In a statement, Sanchez said, “It was an honor to work on this wonderful film and collaborate with a brilliant director like Alejandro González Iñárritu on ‘Birdman.’ I’m deeply disappointed that the music branch of the Academy did not recognize my score as eligible, even after receiving a detailed cue sheet, a letter from the president of music at Fox studios, and a description of the process from both Alejandro and myself.
“The disqualification seems to stem from the perception that my score was diluted by the incidental music on the film. I strongly disagree with this idea. The music that people remember after watching the movie is the sound, originality, character, and strength of my score, which seems to be the reason it continues to receive attention, nominations, and awards, which I’m deeply humbled by. Some of the finest composers are members of the Academy, and I’m saddened my score didn’t resonate with the decision makers.”
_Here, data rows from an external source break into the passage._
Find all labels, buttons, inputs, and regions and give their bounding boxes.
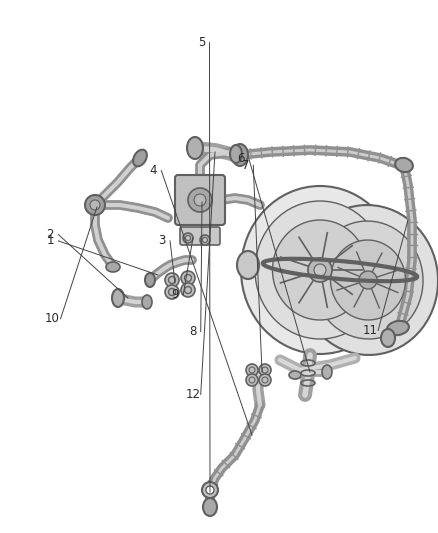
Circle shape [200, 235, 210, 245]
Circle shape [259, 374, 271, 386]
Circle shape [188, 188, 212, 212]
Text: 9: 9 [171, 288, 179, 301]
Text: 1: 1 [46, 235, 54, 247]
Ellipse shape [322, 365, 332, 379]
Circle shape [246, 374, 258, 386]
Text: 4: 4 [149, 164, 157, 177]
Ellipse shape [313, 221, 423, 339]
Ellipse shape [241, 186, 399, 354]
Circle shape [186, 236, 191, 240]
Ellipse shape [381, 329, 395, 347]
Text: 12: 12 [185, 388, 200, 401]
Circle shape [181, 271, 195, 285]
Ellipse shape [289, 371, 301, 379]
Text: 2: 2 [46, 228, 54, 241]
Ellipse shape [230, 145, 242, 163]
Ellipse shape [298, 205, 438, 355]
Ellipse shape [272, 220, 367, 320]
Circle shape [165, 273, 179, 287]
Ellipse shape [387, 321, 409, 335]
Text: 6: 6 [237, 152, 245, 165]
Ellipse shape [203, 498, 217, 516]
Ellipse shape [133, 150, 147, 166]
Circle shape [90, 200, 100, 210]
Ellipse shape [395, 158, 413, 172]
Ellipse shape [112, 289, 124, 307]
Circle shape [85, 195, 105, 215]
Circle shape [181, 283, 195, 297]
Circle shape [194, 194, 206, 206]
FancyBboxPatch shape [180, 227, 220, 245]
Text: 10: 10 [45, 312, 60, 325]
Ellipse shape [145, 273, 155, 287]
Text: 5: 5 [198, 36, 205, 49]
Ellipse shape [187, 137, 203, 159]
Ellipse shape [255, 201, 385, 339]
Circle shape [246, 364, 258, 376]
Circle shape [308, 258, 332, 282]
Text: 7: 7 [241, 159, 249, 172]
Circle shape [202, 482, 218, 498]
Circle shape [314, 264, 326, 276]
Circle shape [259, 364, 271, 376]
Circle shape [359, 271, 377, 289]
Ellipse shape [232, 144, 248, 166]
Ellipse shape [106, 262, 120, 272]
Ellipse shape [237, 251, 259, 279]
Text: 3: 3 [159, 235, 166, 247]
Text: 8: 8 [189, 325, 196, 338]
Circle shape [202, 238, 208, 243]
Text: 11: 11 [363, 324, 378, 337]
Circle shape [183, 233, 193, 243]
Ellipse shape [331, 240, 406, 320]
Circle shape [165, 285, 179, 299]
Ellipse shape [142, 295, 152, 309]
Circle shape [206, 486, 214, 494]
FancyBboxPatch shape [175, 175, 225, 225]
Sanchez’s drum score met the Academy’s requirement about the number of music cues in the score. However, the Academy of Motion Picture Arts & Sciences’ Rule 15 states that “Scores diluted by the use of tracked themes or other pre-existing music, diminished in impact by the predominant use of songs, or assembled from the music of more than one composer shall not be eligible.”
“Birdman” uses snippets of Mahler and Tchaikovsky, among others, but the drumming clearly dominates the music score. In an interview with Variety, filmmaker Inarritu said, “One week before we started shooting, I explained to Antonio what I needed. He immediately got it and he started improvising beats. We made several tracks, those were the guidelines for me to understand the beats and find the tempo to each scene.”
Sanchez won awards from various critics groups for his score, which is nominated for a Golden Globe and Critics’ Choice Award.